How You Can Do This Too
If any of this resonates, here’s the practical version:
- Pick a sync service and a reader. I use Feedbin with NetNewsWire, but there are plenty of options. The key is a service that syncs state across devices so you’re not tied to one app.
- Start subscribing. Think about the people whose writing you value—bloggers, newsletter authors, journalists. Find their RSS feeds. Most blogs have one; Medium and Substack do, too.
- Organize into categories that make sense to you. Mine are simple: news and tech. Yours might be different.
- Prune ruthlessly. Add sources liberally at first, then cut anything that consistently disappoints. Headlines in a clean reader will tell you a lot about a source’s real quality.
- Remove social apps from your phone. This was a big one for me. You can still use those platforms on a computer when you choose to, but removing the temptation to reach for them in idle moments makes a real difference.
- Give it time.

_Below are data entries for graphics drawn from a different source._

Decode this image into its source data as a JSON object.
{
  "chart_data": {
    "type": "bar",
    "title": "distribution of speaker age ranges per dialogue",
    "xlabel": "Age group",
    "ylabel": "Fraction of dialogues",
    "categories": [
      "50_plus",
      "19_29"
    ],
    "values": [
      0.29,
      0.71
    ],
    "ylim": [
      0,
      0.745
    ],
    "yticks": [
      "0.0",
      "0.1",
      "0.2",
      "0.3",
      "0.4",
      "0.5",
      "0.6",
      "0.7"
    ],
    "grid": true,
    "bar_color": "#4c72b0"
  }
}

The payoff isn’t instant, but after a few weeks you’ll notice you feel better informed with less effort and less anxiety. Especially after removing social media apps from the phone, you’ll find your thumb instinctively reaching for where those apps used to be in your phone’s app grid—I found out that this unconscious reflex subsides after a few days to a week.
That’s my information diet. Fewer social algorithms, no doomscrolling. Just a feed I built myself, filled with things worth reading.